We were headed for the Church of the Annunciation in Nazareth. Here an angel told the Virgin Mary that she would give birth to Jesus. Nazareth, in recent years, has grown into one of the largest Arabic cities in Israel, with a population of about 80,000. The Basilica of the Annunciation was built over the reputed site of the angel Gabriel's announcement to Mary. It is a beautiful 2-story building with a spire that towers high over the city. It is built over the ruins of several other churches that have stood there in the past. The interior of the building is decorated with murals that portray scenes in the life of Christ during his growing-up years in Nazareth.
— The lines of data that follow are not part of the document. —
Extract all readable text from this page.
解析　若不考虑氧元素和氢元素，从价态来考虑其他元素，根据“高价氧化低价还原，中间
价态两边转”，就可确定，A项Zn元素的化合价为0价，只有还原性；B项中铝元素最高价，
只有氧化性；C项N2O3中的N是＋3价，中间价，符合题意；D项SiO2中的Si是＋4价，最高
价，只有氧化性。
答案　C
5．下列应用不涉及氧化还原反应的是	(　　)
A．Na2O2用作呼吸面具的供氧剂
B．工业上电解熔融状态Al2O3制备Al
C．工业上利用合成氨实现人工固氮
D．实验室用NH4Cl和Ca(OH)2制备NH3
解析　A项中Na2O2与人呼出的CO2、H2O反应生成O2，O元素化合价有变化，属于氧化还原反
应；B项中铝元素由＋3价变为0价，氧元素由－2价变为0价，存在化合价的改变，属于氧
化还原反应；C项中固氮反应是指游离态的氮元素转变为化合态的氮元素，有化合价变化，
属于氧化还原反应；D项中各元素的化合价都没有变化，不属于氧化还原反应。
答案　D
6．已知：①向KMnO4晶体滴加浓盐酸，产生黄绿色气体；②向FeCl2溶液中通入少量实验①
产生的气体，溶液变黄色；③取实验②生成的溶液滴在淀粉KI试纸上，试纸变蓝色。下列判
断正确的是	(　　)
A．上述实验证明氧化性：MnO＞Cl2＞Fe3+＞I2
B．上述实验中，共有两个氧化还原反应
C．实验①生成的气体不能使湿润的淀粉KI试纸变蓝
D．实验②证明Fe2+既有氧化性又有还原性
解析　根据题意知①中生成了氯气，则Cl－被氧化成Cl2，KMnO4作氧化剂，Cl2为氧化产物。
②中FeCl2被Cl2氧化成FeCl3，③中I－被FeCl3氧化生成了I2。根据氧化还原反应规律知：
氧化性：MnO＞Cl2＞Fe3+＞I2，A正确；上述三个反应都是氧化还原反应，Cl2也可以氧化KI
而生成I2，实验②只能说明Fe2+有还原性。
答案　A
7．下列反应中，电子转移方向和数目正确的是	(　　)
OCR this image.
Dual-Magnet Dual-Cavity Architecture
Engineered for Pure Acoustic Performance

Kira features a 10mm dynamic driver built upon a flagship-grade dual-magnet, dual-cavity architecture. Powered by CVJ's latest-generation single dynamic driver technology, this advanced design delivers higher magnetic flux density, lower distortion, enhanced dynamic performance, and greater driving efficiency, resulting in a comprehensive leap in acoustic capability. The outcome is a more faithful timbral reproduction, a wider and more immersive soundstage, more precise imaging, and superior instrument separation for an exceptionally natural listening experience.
Our last stop for the day was Cana, now the modern Arabic village of Kafr Kanna, where Christ turned water into wine at a wedding feast. Father Houk conducted several vow-renewals among the couples there and served Communion at an outdoor chapel at the Wedding Church. I was allowed to read Scriptures at the service, and all of us took Communion with him. Very festive and excellently and rapidly put together by Father Houk, who bought Cana wine, some pita bread and a goblet to conduct the service, among the occasional peal of bells, a late afternoon mellow sky, and the flight of birds. A very special place. On the way back we stopped in at a beautiful Greek Orthodox Church around the corner, which had a fountain and the sounds of a men's choir singing vespers in beautiful harmony. A moment to be frozen in time!
Tonight we are in the Restal Hotel in Tiberius, a town I will describe tomorrow, on the shores of the Sea of Galilee. It is a privilege to be here--how I wish I could transport you all here. More tomorrow--one thing on the agenda is a boat ride in the Sea of Galilee!